The manufacturing slowdown offers the clearest evidence yet of the epidemic’s damaging effects on global growth and businesses and is likely to ramp up pressure on Japanese policymakers to boost growth.
The au Jibun Bank Japan Manufacturing Purchasing Managers’ Index (PMI) slipped to a seasonally-adjusted 47.8 from a final 48.8 in the previous month. The February reading was its lowest since May 2016.
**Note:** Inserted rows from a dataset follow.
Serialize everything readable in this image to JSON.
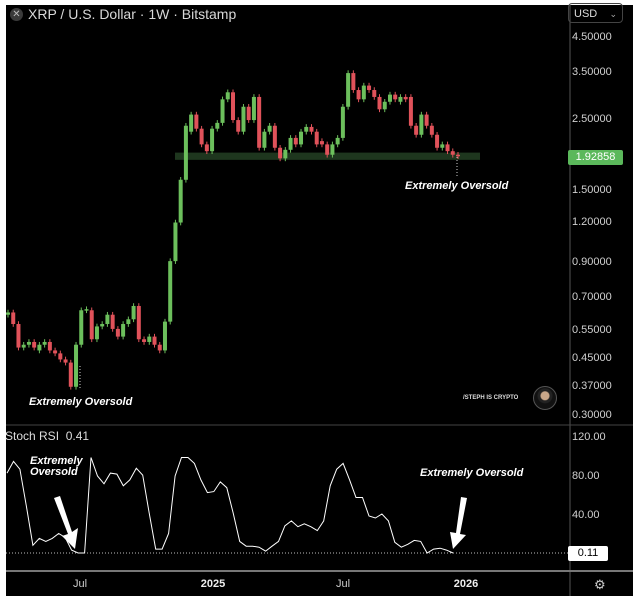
{
  "header": {
    "title": "XRP / U.S. Dollar · 1W · Bitstamp",
    "close_icon": "x-icon",
    "currency": "USD"
  },
  "colors": {
    "up": "#6cbf5c",
    "down": "#e0525a",
    "support_zone": "#1e361e",
    "price_tag": "#5bb85b",
    "background": "#000000"
  },
  "chart_data": [
    {
      "type": "candlestick",
      "title": "XRP / U.S. Dollar · 1W · Bitstamp",
      "y_scale": "log",
      "ylim": [
        0.29,
        4.9
      ],
      "y_ticks": [
        "4.50000",
        "3.50000",
        "2.50000",
        "1.50000",
        "1.20000",
        "0.90000",
        "0.70000",
        "0.55000",
        "0.45000",
        "0.37000",
        "0.30000"
      ],
      "current_price": "1.92858",
      "support_zone": [
        1.88,
        1.98
      ],
      "candles_open_close": [
        [
          0.62,
          0.63
        ],
        [
          0.63,
          0.58
        ],
        [
          0.58,
          0.49
        ],
        [
          0.49,
          0.5
        ],
        [
          0.5,
          0.51
        ],
        [
          0.51,
          0.49
        ],
        [
          0.48,
          0.5
        ],
        [
          0.5,
          0.51
        ],
        [
          0.51,
          0.48
        ],
        [
          0.48,
          0.47
        ],
        [
          0.47,
          0.45
        ],
        [
          0.45,
          0.44
        ],
        [
          0.44,
          0.37
        ],
        [
          0.37,
          0.5
        ],
        [
          0.5,
          0.64
        ],
        [
          0.64,
          0.645
        ],
        [
          0.64,
          0.52
        ],
        [
          0.52,
          0.57
        ],
        [
          0.57,
          0.58
        ],
        [
          0.58,
          0.62
        ],
        [
          0.62,
          0.56
        ],
        [
          0.56,
          0.53
        ],
        [
          0.53,
          0.58
        ],
        [
          0.58,
          0.6
        ],
        [
          0.6,
          0.66
        ],
        [
          0.66,
          0.52
        ],
        [
          0.52,
          0.51
        ],
        [
          0.51,
          0.53
        ],
        [
          0.53,
          0.5
        ],
        [
          0.5,
          0.48
        ],
        [
          0.48,
          0.59
        ],
        [
          0.59,
          0.91
        ],
        [
          0.91,
          1.2
        ],
        [
          1.2,
          1.63
        ],
        [
          1.63,
          2.4
        ],
        [
          2.3,
          2.6
        ],
        [
          2.6,
          2.35
        ],
        [
          2.35,
          2.1
        ],
        [
          2.1,
          2.0
        ],
        [
          2.0,
          2.35
        ],
        [
          2.35,
          2.45
        ],
        [
          2.45,
          2.9
        ],
        [
          2.9,
          3.05
        ],
        [
          3.05,
          2.5
        ],
        [
          2.5,
          2.3
        ],
        [
          2.3,
          2.75
        ],
        [
          2.75,
          2.5
        ],
        [
          2.5,
          2.95
        ],
        [
          2.95,
          2.05
        ],
        [
          2.05,
          2.3
        ],
        [
          2.3,
          2.4
        ],
        [
          2.4,
          2.05
        ],
        [
          2.05,
          1.9
        ],
        [
          1.9,
          2.02
        ],
        [
          2.02,
          2.2
        ],
        [
          2.2,
          2.1
        ],
        [
          2.1,
          2.3
        ],
        [
          2.3,
          2.38
        ],
        [
          2.38,
          2.3
        ],
        [
          2.3,
          2.1
        ],
        [
          2.15,
          2.1
        ],
        [
          2.1,
          1.95
        ],
        [
          1.95,
          2.1
        ],
        [
          2.1,
          2.2
        ],
        [
          2.2,
          2.75
        ],
        [
          2.75,
          3.5
        ],
        [
          3.5,
          3.1
        ],
        [
          3.1,
          2.9
        ],
        [
          2.9,
          3.2
        ],
        [
          3.2,
          3.1
        ],
        [
          3.1,
          2.95
        ],
        [
          2.95,
          2.7
        ],
        [
          2.7,
          2.85
        ],
        [
          2.85,
          3.0
        ],
        [
          3.0,
          2.9
        ],
        [
          2.85,
          2.95
        ],
        [
          2.95,
          2.9
        ],
        [
          2.95,
          2.4
        ],
        [
          2.4,
          2.25
        ],
        [
          2.25,
          2.6
        ],
        [
          2.6,
          2.4
        ],
        [
          2.4,
          2.25
        ],
        [
          2.25,
          2.05
        ],
        [
          2.05,
          2.1
        ],
        [
          2.1,
          2.0
        ],
        [
          2.0,
          1.95
        ],
        [
          1.95,
          1.93
        ]
      ],
      "x_ticks": [
        "Jul",
        "2025",
        "Jul",
        "2026"
      ],
      "annotations": [
        "Extremely Oversold",
        "Extremely Oversold"
      ]
    },
    {
      "type": "line",
      "series_label": "Stoch RSI",
      "current_value_label": "0.41",
      "last_value": "0.11",
      "ylim": [
        0,
        125
      ],
      "y_ticks": [
        "120.00",
        "80.00",
        "40.00"
      ],
      "values": [
        84,
        96,
        88,
        50,
        10,
        17,
        14,
        17,
        22,
        18,
        5,
        2,
        2,
        100,
        81,
        73,
        84,
        83,
        71,
        77,
        89,
        82,
        43,
        6,
        6,
        22,
        81,
        100,
        100,
        94,
        77,
        64,
        65,
        75,
        69,
        43,
        14,
        9,
        9,
        8,
        4,
        9,
        14,
        30,
        35,
        29,
        32,
        29,
        25,
        35,
        71,
        88,
        94,
        77,
        59,
        59,
        40,
        38,
        42,
        35,
        13,
        8,
        11,
        15,
        14,
        2,
        6,
        7,
        5,
        2
      ],
      "annotations": [
        "Extremely\nOversold",
        "Extremely Oversold"
      ]
    }
  ],
  "annotations": {
    "price_left": "Extremely Oversold",
    "price_right": "Extremely Oversold",
    "rsi_left_1": "Extremely",
    "rsi_left_2": "Oversold",
    "rsi_right": "Extremely Oversold"
  },
  "watermark": "/STEPH IS CRYPTO",
  "settings_icon": "gear-icon"
}
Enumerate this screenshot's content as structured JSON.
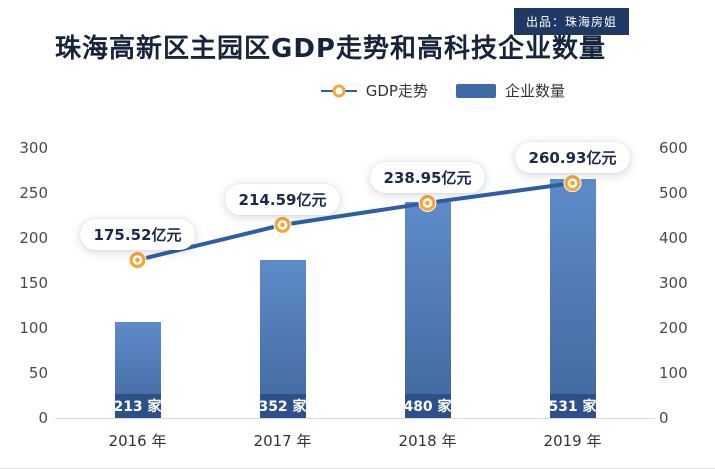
{
  "header": {
    "badge": "出品：珠海房姐",
    "title": "珠海高新区主园区GDP走势和高科技企业数量"
  },
  "legend": {
    "gdp": "GDP走势",
    "bars": "企业数量"
  },
  "colors": {
    "title": "#16243d",
    "badge_bg": "#203864",
    "line": "#2e5fa3",
    "marker": "#f5a83a",
    "bar_top": "#5e8bc9",
    "bar_bottom": "#41689f",
    "bar_band": "#2d5089",
    "swatch": "#3f6aa8",
    "callout_text": "#1b2a4a"
  },
  "chart_data": {
    "type": "combo-line-bar",
    "title": "珠海高新区主园区GDP走势和高科技企业数量",
    "categories": [
      "2016 年",
      "2017 年",
      "2018 年",
      "2019 年"
    ],
    "series": [
      {
        "name": "GDP走势",
        "type": "line",
        "axis": "left",
        "values": [
          175.52,
          214.59,
          238.95,
          260.93
        ],
        "labels": [
          "175.52亿元",
          "214.59亿元",
          "238.95亿元",
          "260.93亿元"
        ]
      },
      {
        "name": "企业数量",
        "type": "bar",
        "axis": "right",
        "values": [
          213,
          352,
          480,
          531
        ],
        "labels": [
          "213 家",
          "352 家",
          "480 家",
          "531 家"
        ]
      }
    ],
    "left_axis": {
      "ticks": [
        0,
        50,
        100,
        150,
        200,
        250,
        300
      ],
      "max": 300
    },
    "right_axis": {
      "ticks": [
        0,
        100,
        200,
        300,
        400,
        500,
        600
      ],
      "max": 600
    },
    "grid": false,
    "legend_position": "top-right"
  }
}
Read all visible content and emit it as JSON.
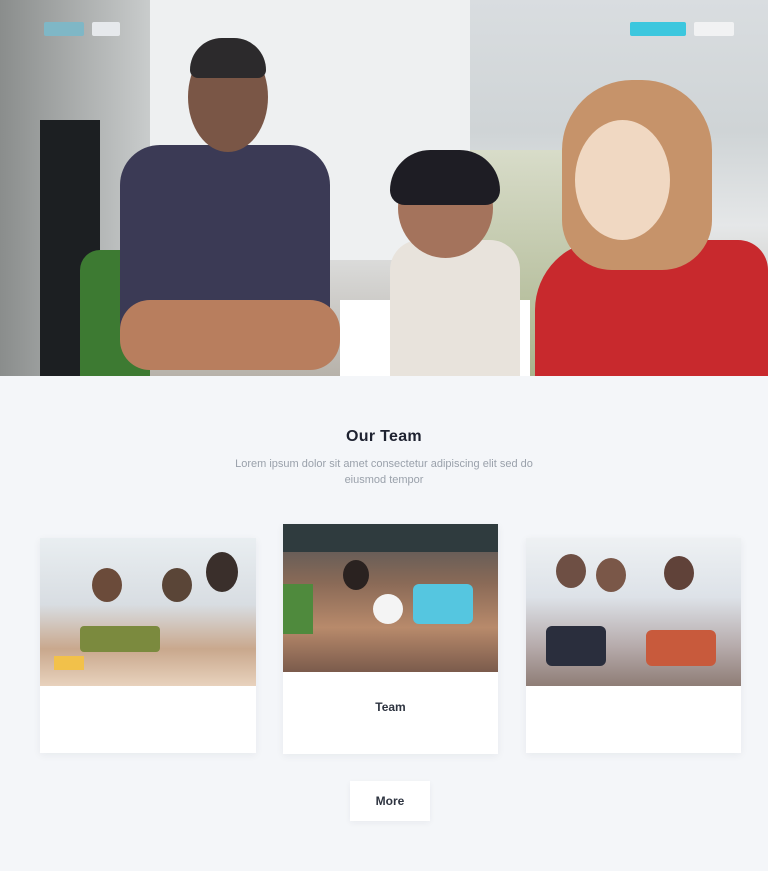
{
  "hero": {
    "nav_left_label": "",
    "nav_right_label": "",
    "accent_color": "#3cc7de"
  },
  "team": {
    "title": "Our Team",
    "subtitle": "Lorem ipsum dolor sit amet consectetur adipiscing elit sed do eiusmod tempor"
  },
  "cards": [
    {
      "name": "",
      "role": ""
    },
    {
      "name": "Team",
      "role": ""
    },
    {
      "name": "",
      "role": ""
    }
  ],
  "more_button": {
    "label": "More"
  },
  "colors": {
    "page_bg": "#f4f6f9",
    "card_bg": "#ffffff",
    "title": "#1e2230",
    "subtitle": "#9aa1ab"
  }
}
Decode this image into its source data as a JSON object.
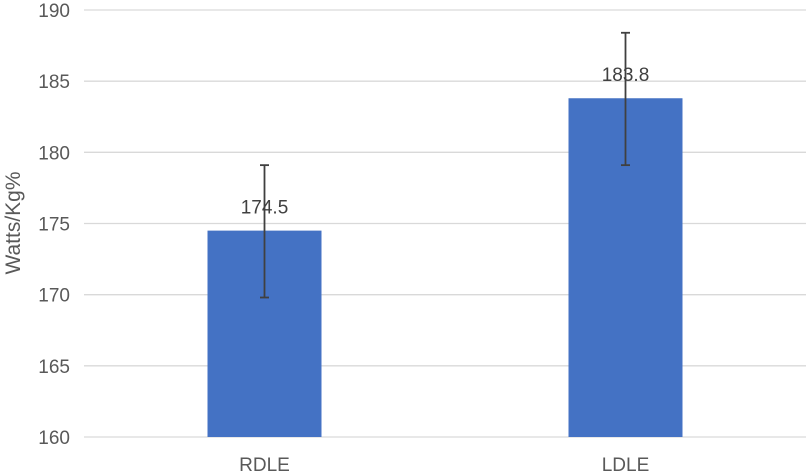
{
  "chart_data": {
    "type": "bar",
    "categories": [
      "RDLE",
      "LDLE"
    ],
    "values": [
      174.5,
      183.8
    ],
    "data_labels": [
      "174.5",
      "183.8"
    ],
    "error_bars": [
      {
        "low": 169.8,
        "high": 179.1
      },
      {
        "low": 179.1,
        "high": 188.4
      }
    ],
    "title": "",
    "xlabel": "",
    "ylabel": "Watts/Kg%",
    "ylim": [
      160,
      190
    ],
    "yticks": [
      "160",
      "165",
      "170",
      "175",
      "180",
      "185",
      "190"
    ],
    "grid": true,
    "legend": "none",
    "colors": {
      "bar": "#4472c4",
      "grid": "#d9d9d9",
      "error_bar": "#404040",
      "text": "#595959"
    }
  }
}
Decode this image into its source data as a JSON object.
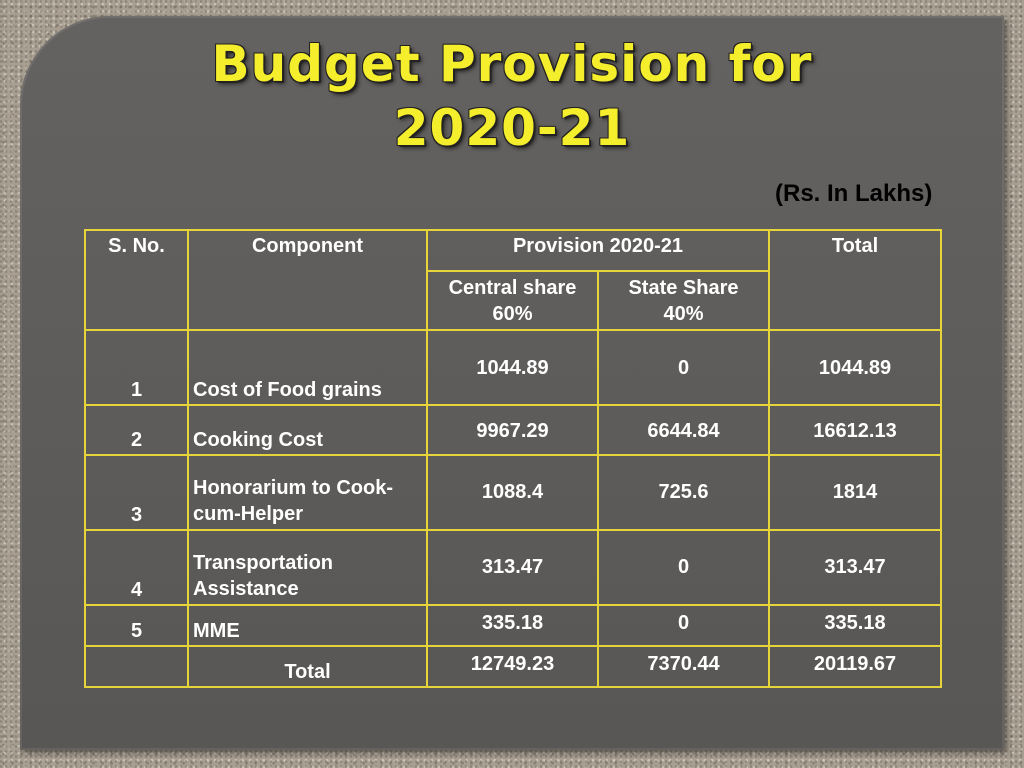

The index stayed below the 50.0 threshold that separates contraction from expansion for a 10th month, marking the longest stretch since a 16-month run to June 2009 during the global financial crisis.
“Near-term prospects for Japan’s industrial sector appear very bleak,” said Joe Hayes, economist at IHS Markit, which compiles the survey.
“Weakness was driven by the demand-side in a broad-based fashion. Consumer, intermediate and capital goods producers recorded faster declines in demand and overall order books fell at the sharpest rate in over seven years.”
The pressure on the world’s third-largest economy has built rapidly during the past weeks as the virus outbreak is dealing a sharp blow to China’s economy, Asia’s biggest.
China is one of Japan’s top export markets, and many Japanese firms sell their products to Chinese customers to supply its factories with parts and equipment for manufacturing.
The PMI survey showed new orders falling at the fastest pace in more than seven years due to weak economic conditions and lower sales to customers in China.
Other indicators such as overall output and backlogs of work also dropped, while new export orders contracted for the 15th straight month. Hayes also said that some Japanese companies reported they were unable to source key raw materials from suppliers in China.
“Existing buffer stocks helped to offset some of the shortfall, but if supply chain disruptions carry on for an extended period then the risk to industrial output will be far greater,” he added.